ATMORE, Ala. — An Alabama prison inmate was executed Thursday for the 1995 rape, robbery and murder of a 70-year-old woman.
Eddie Duval Powell, 41, was put to death by injection at 6:30 p.m. at Holman Prison in Atmore. With his last words, he apologized to the victim's family, his family and to "everyone in the state."
"I'd like to say I'm sorry for all the pain I caused to everyone," Powell said when Warden Tony Patterson asked if he had anything to say. Powell added, "I'd like to say I've made peace with myself and God. Now everyone can move on."
Powell then laid his head down and blinked his eyes. Prison chaplain Chris Summers walked over and held Powell's hand and kneeled beside the inmate and prayed.
A moment later Powell raised his head and with a confused look on his face, glanced around the death chamber. He then dropped his head back down and appeared to be unconscious.
Earlier in the evening the U.S. Supreme Court denied Powell's appeals to stop the execution.

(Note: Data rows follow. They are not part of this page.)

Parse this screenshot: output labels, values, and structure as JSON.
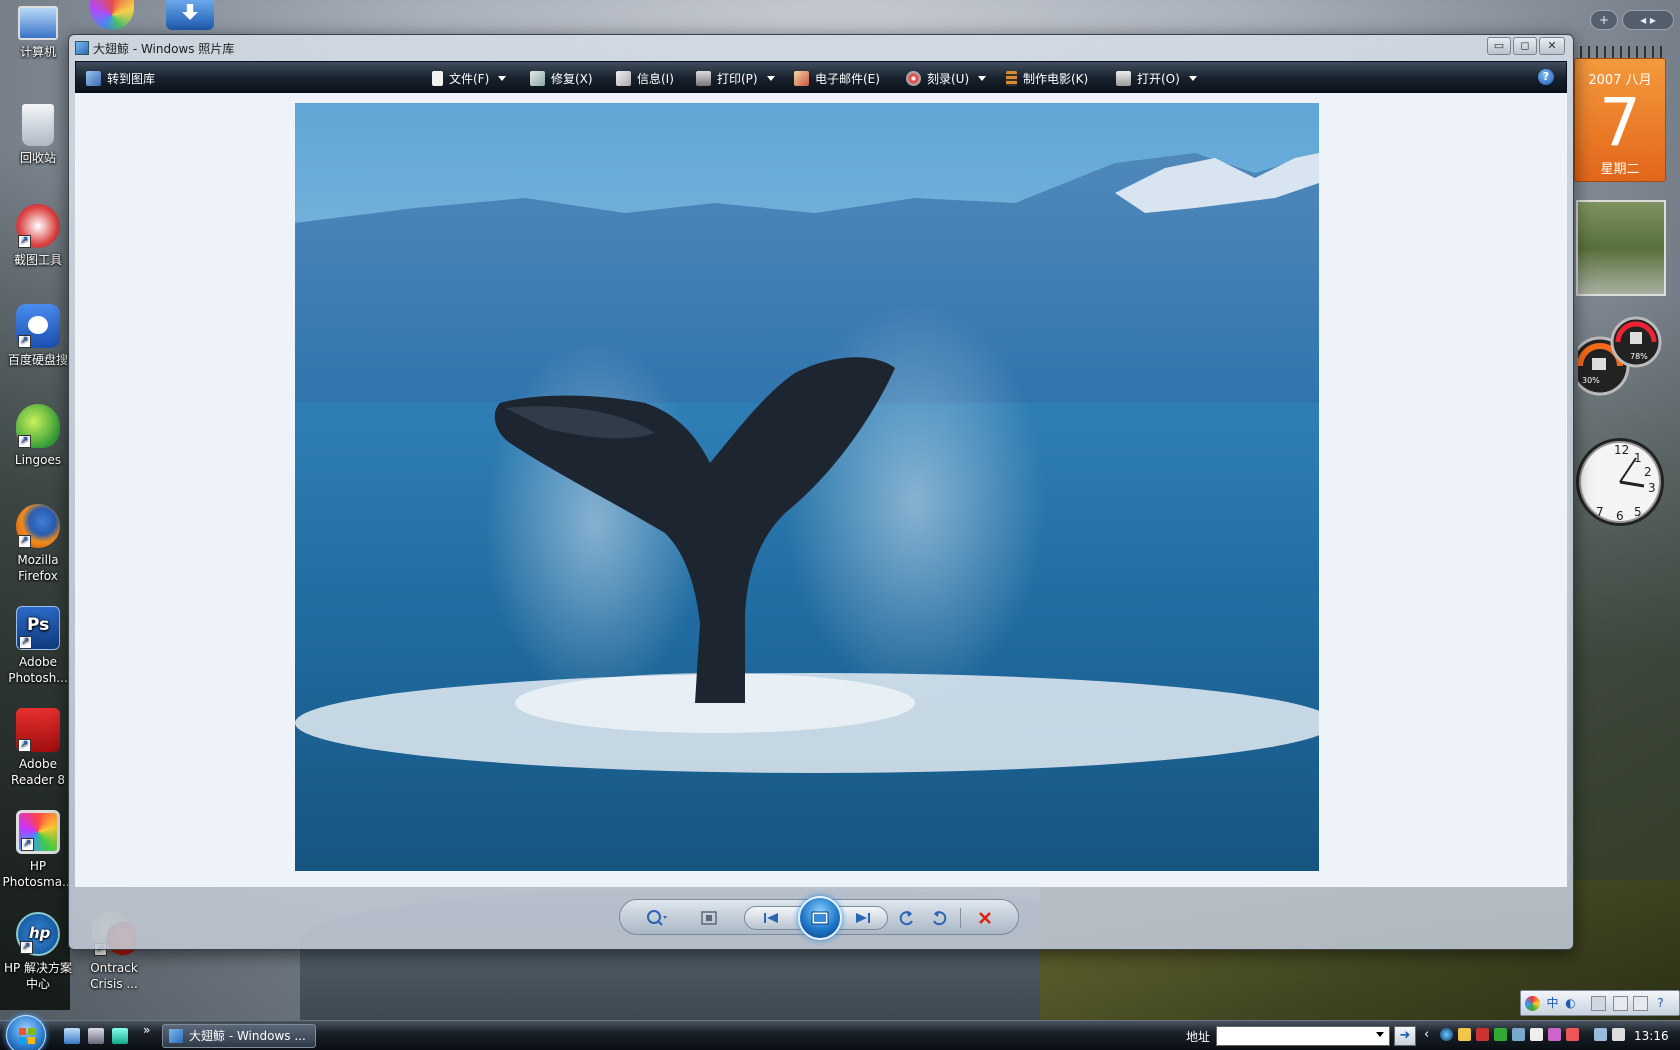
{
  "desktop": {
    "icons": [
      {
        "label": "计算机"
      },
      {
        "label": "回收站"
      },
      {
        "label": "截图工具"
      },
      {
        "label": "百度硬盘搜"
      },
      {
        "label": "Lingoes"
      },
      {
        "label": "Mozilla Firefox"
      },
      {
        "label": "Adobe Photosh..."
      },
      {
        "label": "Adobe Reader 8"
      },
      {
        "label": "HP Photosma..."
      },
      {
        "label": "HP 解决方案中心"
      },
      {
        "label": "Ontrack Crisis ..."
      }
    ]
  },
  "window": {
    "title": "大翅鲸 - Windows 照片库",
    "toolbar": {
      "goto_gallery": "转到图库",
      "file": "文件(F)",
      "fix": "修复(X)",
      "info": "信息(I)",
      "print": "打印(P)",
      "email": "电子邮件(E)",
      "burn": "刻录(U)",
      "make_movie": "制作电影(K)",
      "open": "打开(O)",
      "help": "?"
    },
    "caption": {
      "minimize": "▭",
      "maximize": "◻",
      "close": "✕"
    },
    "photo": {
      "subject": "humpback whale tail"
    }
  },
  "gadgets": {
    "calendar": {
      "month": "2007 八月",
      "day": "7",
      "weekday": "星期二"
    },
    "cpu_meter": {
      "left_value": "30%",
      "right_value": "78%"
    },
    "clock": {
      "numbers": [
        "12",
        "1",
        "2",
        "3",
        "5",
        "6",
        "7"
      ]
    }
  },
  "taskbar": {
    "task_button": "大翅鲸 - Windows ...",
    "address_label": "地址",
    "address_value": "",
    "time": "13:16",
    "quicklaunch_more": "»"
  },
  "langbar": {
    "ime": "中"
  },
  "colors": {
    "toolbar_bg": "#17202c",
    "calendar_orange": "#e2661b",
    "viewer_bg": "#eef3fa",
    "taskbar_bg": "#0a0e13"
  }
}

He was sentenced to die for raping, robbing and shooting to death 70-year-old Mattie Wesson at her home in Holt in Tuscaloosa County early on the morning of March 25, 1995.

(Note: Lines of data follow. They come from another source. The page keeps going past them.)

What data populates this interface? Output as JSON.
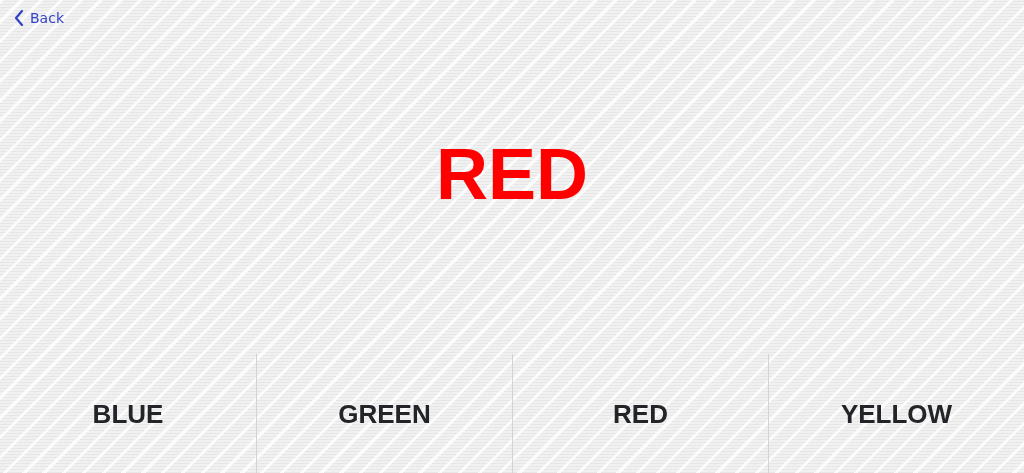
{
  "nav": {
    "back": "Back"
  },
  "prompt": {
    "word": "RED",
    "color": "#ff0000"
  },
  "answers": [
    {
      "label": "BLUE"
    },
    {
      "label": "GREEN"
    },
    {
      "label": "RED"
    },
    {
      "label": "YELLOW"
    }
  ]
}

After the execution, Mattie Wesson's sons, William Wesson, Curtis Wayne Wesson and Jerold O'Neal Wesson issued a written statement saying "justice had been served" with Powell's execution.
"Because of her untimely death, Mrs. Wesson was never able to meet four of her grandchildren and none of her four great-grandchildren," the sons said in the statement. "These children will never be able to hear her sweet voice and her infectious laugh. They will never be able to know about her gentle spirit or her wonderful sense of humor. She'll never be able to teach them about her loves in life — fishing, playing cards with friends for nickels and dimes, and cooking."
Mattie Wesson's sons offered their condolences to Powell's family.
"We would like to offer our condolences to the family of Mr. Powell. We truly understand the grief they are experiencing. It is our prayer that Mr. Powell has found forgiveness from our Lord Jesus and that he will spend eternity in Heaven," the sons said in the statement.
Department of Corrections spokesman Brian Corbett said Powell had been "relaxed and talkative" Thursday and spent some of his time writing letters.
Corbett said Powell made no special request for a last meal and turned down breakfast Thursday morning. Later in the day he ate two meatball subs, a chicken sandwich, two bags of corn chips and three Sunkist grape sodas from prison vending machines.
Powell's family was to claim his body after the execution. He gave some photos to his mother and the rest of his possessions, including a 13 inch black and white television.
One of his appeals said the court should stop the execution because Powell is mentally challenged. That appeal was rejected earlier this week by the Alabama Supreme Court.
The other appeal, turned down Wednesday by the 11th U.S. Circuit Court of Appeals, said Alabama recently changed a key drug used in the execution cocktail and that could cause Powell extreme pain and suffering. The state switched the first drug used in executions from sodium thiopental to pentobarbital because of a nationwide shortage of sodium thiopental.
The 11th Circuit rejected Powell's appeal, saying the switch in drugs was not a significant change and Powell waited too long to raise the issue.
Powell became the fourth person executed in Alabama this year and the second person since the state switched drugs in the execution cocktail.
Jason Oric Williams was executed using the new cocktail on May 19 for the 1992 killing of four people during a shooting spree in Mobile County.
Court records show that Powell was working at a Tuscaloosa restaurant at the time he killed the woman and was living with a co-worker across the street from Wesson's home.
Powell was accused of breaking into the home, raping Wesson and shooting her as she tried to escape. Wesson's blood was found later on Powell's pants and on a jacket Powell had borrowed from his roommate.